Letaba 23rd Feb

Letaba 23rd Feb

We went out yesterday evening for an hour before sunset and after I had sent out yesterday’s blog.

We crept along the river road upstream from the camp taking all the little loop roads.

Dusky Lark

It was a balmy, golden evening.


We sat on the bridge for a minute or two admiring the magnificent sunset. My goodness but this has been a tremendous February with no heat at all.

Letaba River

This morning we make a beeline for our pan at 5.30am. We arrive there with watery sunlight and high cloud. Our Dwarf Bittern is already perched on his stump as we get there.

Dwarf Bittern

Across the water a large male Ellie is going about his ablutions and squirting water about. We then become engrossed in two Lesser Moorhens which are fairly rare and I manage a few good photos.

Lesser Moorhen

So busy are we that we it comes as a sudden shock when our large male ellie, heavily in musth, brushes through the mopane just ten meters from us. I must explain that the entry road to the pan is narrow with a tight turning circle at the water’s edge. I had manoeuvred the Quantum broadside on with the back of the vehicle against the mopane trees. Our ellie is directly in front and we can do nothing but freeze. After our experience at Punda I am in no mood for more battles with giant ellies. He is inquisitive and a little confused as he comes to within five meters of us towering over the vehicle. I beseech Renette not to make a sound as the slightest provocation could push him right over the edge. Meanwhile Renette has shown great composure by videoing the whole scene. Afterwards I had to edit 8 minutes of movie of this giant circling around us. Herewith Renette’s movie.

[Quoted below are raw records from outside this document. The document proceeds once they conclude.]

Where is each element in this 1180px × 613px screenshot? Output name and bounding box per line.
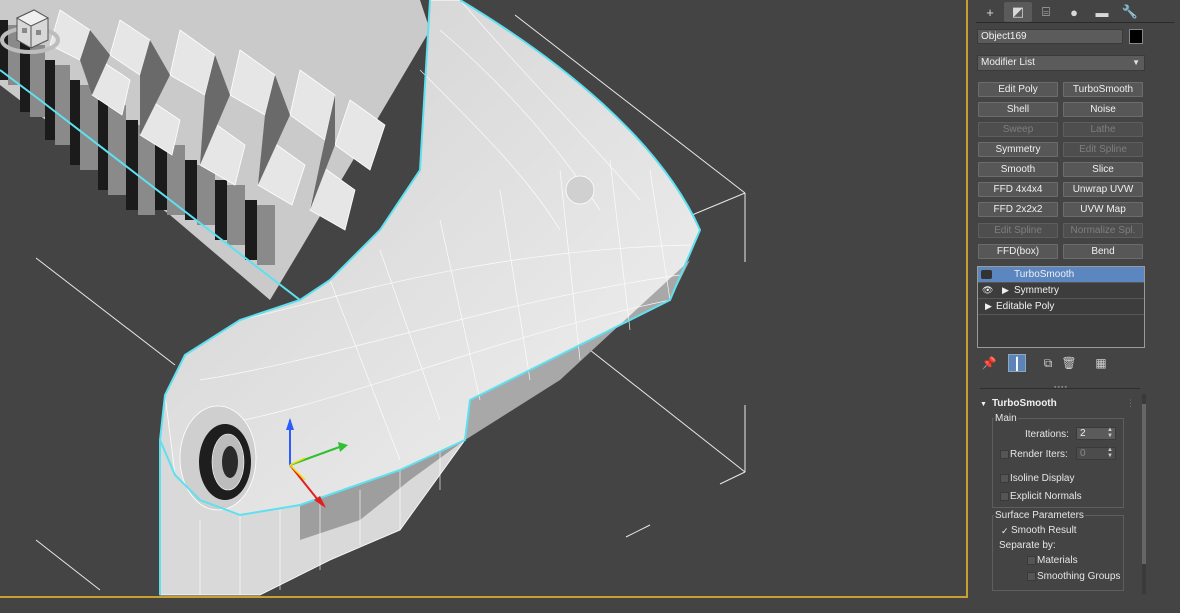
expand-arrow-icon[interactable]: ▶ (1002, 283, 1009, 298)
show-end-result-icon[interactable]: ┃ (1008, 354, 1026, 372)
smoothing-groups-checkbox[interactable] (1027, 572, 1036, 581)
command-panel-tabs: + ◩ ⌸ ● ▬ 🔧 (976, 2, 1176, 22)
modifier-stack: TurboSmooth 👁 ▶ Symmetry ▶ Editable Poly (977, 266, 1145, 348)
stack-item-editable-poly[interactable]: ▶ Editable Poly (978, 299, 1144, 315)
turbosmooth-rollout-header[interactable]: ▼ TurboSmooth (980, 398, 1057, 409)
mesh-render (0, 0, 746, 596)
modifier-button[interactable]: FFD(box) (978, 244, 1058, 259)
iterations-value: 2 (1080, 428, 1086, 439)
modifier-button[interactable]: Lathe (1063, 122, 1143, 137)
iterations-label: Iterations: (1025, 429, 1069, 440)
modifier-button[interactable]: Bend (1063, 244, 1143, 259)
modifier-button[interactable]: Edit Poly (978, 82, 1058, 97)
utilities-tab-icon[interactable]: 🔧 (1116, 2, 1144, 22)
perspective-viewport[interactable] (0, 0, 968, 598)
stack-item-label: TurboSmooth (1014, 269, 1075, 280)
tabs-divider (976, 22, 1174, 23)
object-name-field[interactable] (977, 29, 1123, 44)
materials-label: Materials (1037, 555, 1078, 566)
materials-checkbox[interactable] (1027, 556, 1036, 565)
lightbulb-icon[interactable] (981, 270, 992, 279)
render-iters-label: Render Iters: (1010, 449, 1068, 460)
modifier-button[interactable]: Sweep (978, 122, 1058, 137)
smooth-result-label: Smooth Result (1011, 525, 1077, 536)
modifier-button[interactable]: Symmetry (978, 142, 1058, 157)
modifier-button[interactable]: FFD 4x4x4 (978, 182, 1058, 197)
iterations-spinner[interactable]: 2 ▲ ▼ (1076, 427, 1116, 440)
modifier-button[interactable]: Normalize Spl. (1063, 223, 1143, 238)
pin-stack-icon[interactable]: 📌 (980, 354, 998, 372)
render-iters-spinner[interactable]: 0 ▲ ▼ (1076, 447, 1116, 460)
make-unique-icon[interactable]: ⧉ (1039, 354, 1057, 372)
smooth-result-checkbox[interactable]: ✓ (1000, 526, 1009, 536)
isoline-display-label: Isoline Display (1010, 473, 1075, 484)
separate-by-label: Separate by: (999, 540, 1056, 551)
modifier-button[interactable]: Edit Spline (1063, 142, 1143, 157)
create-tab-icon[interactable]: + (976, 2, 1004, 22)
explicit-normals-label: Explicit Normals (1010, 491, 1082, 502)
motion-tab-icon[interactable]: ● (1060, 2, 1088, 22)
command-panel: + ◩ ⌸ ● ▬ 🔧 Modifier List ▼ Edit Poly Tu… (970, 0, 1180, 613)
surface-parameters-label: Surface Parameters (994, 510, 1085, 521)
modifier-button[interactable]: UVW Map (1063, 202, 1143, 217)
viewcube-icon[interactable] (0, 0, 60, 56)
status-bar (0, 598, 1180, 613)
expand-arrow-icon[interactable]: ▶ (985, 299, 992, 314)
stack-toolbar: 📌 ┃ ⧉ 🗑 ▦ (980, 354, 1140, 374)
hierarchy-tab-icon[interactable]: ⌸ (1032, 2, 1060, 22)
render-iters-checkbox[interactable] (1000, 450, 1009, 459)
modifier-button[interactable]: Edit Spline (978, 223, 1058, 238)
scrollbar-thumb[interactable] (1142, 404, 1146, 564)
remove-modifier-icon[interactable]: 🗑 (1060, 354, 1078, 372)
stack-item-symmetry[interactable]: 👁 ▶ Symmetry (978, 283, 1144, 299)
stack-item-label: Editable Poly (996, 301, 1055, 312)
smoothing-groups-label: Smoothing Groups (1037, 571, 1121, 582)
modify-tab-icon[interactable]: ◩ (1004, 2, 1032, 22)
modifier-list-label: Modifier List (981, 57, 1035, 68)
stack-item-turbosmooth[interactable]: TurboSmooth (978, 267, 1144, 283)
modifier-button[interactable]: TurboSmooth (1063, 82, 1143, 97)
main-group-label: Main (994, 413, 1018, 424)
rollout-title: TurboSmooth (991, 398, 1057, 409)
modifier-button[interactable]: Noise (1063, 102, 1143, 117)
modifier-button[interactable]: FFD 2x2x2 (978, 202, 1058, 217)
render-iters-value: 0 (1080, 448, 1086, 459)
spinner-arrows-icon[interactable]: ▲ ▼ (1107, 447, 1113, 459)
modifier-button[interactable]: Smooth (978, 162, 1058, 177)
panel-scrollbar[interactable] (1142, 394, 1146, 594)
object-color-swatch[interactable] (1129, 29, 1143, 44)
display-tab-icon[interactable]: ▬ (1088, 2, 1116, 22)
collapse-arrow-icon: ▼ (980, 401, 987, 408)
rollout-divider (980, 388, 1140, 389)
rollout-options-icon[interactable]: ⋮ (1126, 398, 1135, 409)
dropdown-arrow-icon: ▼ (1132, 58, 1140, 67)
eye-icon[interactable]: 👁 (982, 283, 993, 298)
stack-item-label: Symmetry (1014, 285, 1059, 296)
isoline-display-checkbox[interactable] (1000, 474, 1009, 483)
modifier-button[interactable]: Unwrap UVW (1063, 182, 1143, 197)
explicit-normals-checkbox[interactable] (1000, 492, 1009, 501)
configure-modifier-sets-icon[interactable]: ▦ (1092, 354, 1110, 372)
modifier-list-dropdown[interactable]: Modifier List ▼ (977, 55, 1145, 71)
modifier-button[interactable]: Shell (978, 102, 1058, 117)
modifier-button[interactable]: Slice (1063, 162, 1143, 177)
spinner-arrows-icon[interactable]: ▲ ▼ (1107, 427, 1113, 439)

A little shaken after our ordeal, we return to camp at 8.30am,

High cloud is providing good light so I go out at 3.30pm along a loop road (S69) close to camp. Here I meet a most impressive tusker.

After travelling about 5 Km’s I come to where a flooding stream has washed away the road completely so I must turn back. I pick up Renette in camp and at 5pm we return to our pan along the S131 which is abuzz with activity. This evening it is my favourite ducks, the Knob-billed or Comb Ducks, that are performing in the lovely evening light.

Egyptian Goose landing

These seasonal pans that one gets after heavy rains are full of the most interesting sights and we are spellbound by it all.